Таким образом, в отношении слова «эксперимент» лингвистические изменения отстают и от теории, и от практики. Если язык почти ничем не в состоянии нам помочь, то как мы узнаем эксперимент, когда увидим его? Все просто: эксперимент – это искусственный тест, предназначенный для получения ответа на вопрос.

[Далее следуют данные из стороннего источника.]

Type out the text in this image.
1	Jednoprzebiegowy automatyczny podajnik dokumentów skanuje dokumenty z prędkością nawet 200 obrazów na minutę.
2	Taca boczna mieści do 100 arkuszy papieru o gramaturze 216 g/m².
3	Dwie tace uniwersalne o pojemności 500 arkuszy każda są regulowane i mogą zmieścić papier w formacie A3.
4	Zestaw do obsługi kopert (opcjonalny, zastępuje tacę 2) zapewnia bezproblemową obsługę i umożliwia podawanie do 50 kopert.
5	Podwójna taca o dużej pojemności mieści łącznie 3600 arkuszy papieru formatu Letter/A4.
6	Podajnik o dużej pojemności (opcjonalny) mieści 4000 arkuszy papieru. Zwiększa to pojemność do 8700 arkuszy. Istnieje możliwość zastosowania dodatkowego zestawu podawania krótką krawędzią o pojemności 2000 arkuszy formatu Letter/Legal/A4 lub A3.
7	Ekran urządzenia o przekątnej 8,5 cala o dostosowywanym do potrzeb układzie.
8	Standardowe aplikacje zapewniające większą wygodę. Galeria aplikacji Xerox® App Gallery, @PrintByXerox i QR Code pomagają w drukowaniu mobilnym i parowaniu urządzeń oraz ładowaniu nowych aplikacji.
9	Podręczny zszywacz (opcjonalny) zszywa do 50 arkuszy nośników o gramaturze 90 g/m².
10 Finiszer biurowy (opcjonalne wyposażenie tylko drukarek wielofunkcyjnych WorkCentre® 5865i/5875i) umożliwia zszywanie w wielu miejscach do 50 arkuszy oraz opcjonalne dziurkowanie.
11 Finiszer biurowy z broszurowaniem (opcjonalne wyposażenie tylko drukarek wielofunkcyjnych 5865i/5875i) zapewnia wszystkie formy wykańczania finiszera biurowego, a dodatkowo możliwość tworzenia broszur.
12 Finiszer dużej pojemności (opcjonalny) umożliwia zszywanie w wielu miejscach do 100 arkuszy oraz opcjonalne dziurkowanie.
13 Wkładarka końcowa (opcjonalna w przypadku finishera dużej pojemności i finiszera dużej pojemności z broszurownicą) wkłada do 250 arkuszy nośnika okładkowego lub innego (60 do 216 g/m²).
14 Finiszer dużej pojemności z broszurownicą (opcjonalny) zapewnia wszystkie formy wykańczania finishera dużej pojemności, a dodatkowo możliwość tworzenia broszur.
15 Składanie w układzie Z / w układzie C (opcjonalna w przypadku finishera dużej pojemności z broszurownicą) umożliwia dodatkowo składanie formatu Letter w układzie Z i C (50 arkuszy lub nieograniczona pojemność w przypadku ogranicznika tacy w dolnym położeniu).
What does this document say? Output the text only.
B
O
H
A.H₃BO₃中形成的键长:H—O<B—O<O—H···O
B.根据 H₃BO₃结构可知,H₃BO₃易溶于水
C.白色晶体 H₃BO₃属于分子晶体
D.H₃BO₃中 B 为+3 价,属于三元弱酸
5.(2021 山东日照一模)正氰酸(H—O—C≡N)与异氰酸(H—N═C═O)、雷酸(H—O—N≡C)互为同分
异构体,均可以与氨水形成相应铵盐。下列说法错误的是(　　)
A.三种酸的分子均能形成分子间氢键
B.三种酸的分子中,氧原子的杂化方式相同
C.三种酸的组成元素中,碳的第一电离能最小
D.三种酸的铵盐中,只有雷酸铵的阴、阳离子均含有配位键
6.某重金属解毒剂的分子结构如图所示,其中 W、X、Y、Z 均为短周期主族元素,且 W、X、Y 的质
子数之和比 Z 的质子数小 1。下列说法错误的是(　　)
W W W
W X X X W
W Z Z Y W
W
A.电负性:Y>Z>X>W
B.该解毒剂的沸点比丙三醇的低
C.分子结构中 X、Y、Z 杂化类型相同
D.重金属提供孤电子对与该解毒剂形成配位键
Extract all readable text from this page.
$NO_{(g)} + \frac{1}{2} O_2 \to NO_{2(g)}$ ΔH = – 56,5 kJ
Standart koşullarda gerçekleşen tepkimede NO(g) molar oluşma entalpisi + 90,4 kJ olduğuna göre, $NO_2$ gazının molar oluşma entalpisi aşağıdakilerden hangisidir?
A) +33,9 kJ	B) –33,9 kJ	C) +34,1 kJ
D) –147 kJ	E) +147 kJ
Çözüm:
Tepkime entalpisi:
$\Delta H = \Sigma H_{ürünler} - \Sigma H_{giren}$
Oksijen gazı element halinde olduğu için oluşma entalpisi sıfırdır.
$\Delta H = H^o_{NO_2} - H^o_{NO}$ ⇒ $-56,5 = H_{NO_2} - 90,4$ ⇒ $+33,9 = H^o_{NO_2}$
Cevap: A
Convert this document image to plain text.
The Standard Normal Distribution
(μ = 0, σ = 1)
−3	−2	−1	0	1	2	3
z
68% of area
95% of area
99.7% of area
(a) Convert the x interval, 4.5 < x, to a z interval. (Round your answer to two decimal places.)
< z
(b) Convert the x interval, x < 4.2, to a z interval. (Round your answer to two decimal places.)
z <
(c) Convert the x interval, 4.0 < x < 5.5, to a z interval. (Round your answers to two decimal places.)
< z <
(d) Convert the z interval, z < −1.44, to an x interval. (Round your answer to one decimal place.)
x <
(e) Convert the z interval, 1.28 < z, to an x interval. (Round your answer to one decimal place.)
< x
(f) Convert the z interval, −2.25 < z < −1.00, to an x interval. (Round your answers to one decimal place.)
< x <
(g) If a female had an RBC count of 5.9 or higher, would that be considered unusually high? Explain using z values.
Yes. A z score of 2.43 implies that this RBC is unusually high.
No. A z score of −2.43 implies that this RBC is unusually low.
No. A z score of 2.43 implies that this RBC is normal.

Латинский термин для его обозначения был хорошо известен философам Средневековья и эпохи Возрождения: periculum facere, проверить или испытать что-либо{748}. Такой тест обычно предполагает контролируемые условия и часто требует специального оборудования.

§ 6

До этого момента я, пытаясь определить, что такого есть у нас, чего не было у них (греческих, римских и средневековых философов), стремился найти концептуальный инструмент – то есть открытие или факт, технический прорыв, например доказательство отсутствия параллакса у комет, или инструмент, такой как телескоп. Данная глава указывает на общественную реальность – научное сообщество (а если конкретнее, то на небольшую группу, сопровождавшую Перье на вершину Пюи-де-Дом). Было бы неправильно преувеличивать разницу между концептуальным и социологическим объяснением: открытия должны быть объявлены, факты приняты, эксперименты повторены, а концепции основаны на общественной реальности – аудитории (созданной, прежде всего, печатным станком). Научное сообщество – это просто другое название общественной реальности. Паскаль объявлял о своих открытиях в кружке Мерсенна и убеждал остальных в достоверности своих фактов, заставляя повторить эксперименты. Новые понятия и новая общественная организация – это две стороны одной медали. Если первые ученые, подобно Хэрриоту в Англии, не публиковали свои работы или, подобно Галилею в Италии (по крайней мере в том, что касалось его новой физики), публиковали их с задержкой, то отчасти из-за неуверенности в наличии аудитории, желающей их выслушать. Успех барометра Торричелли создал аудиторию для новой науки.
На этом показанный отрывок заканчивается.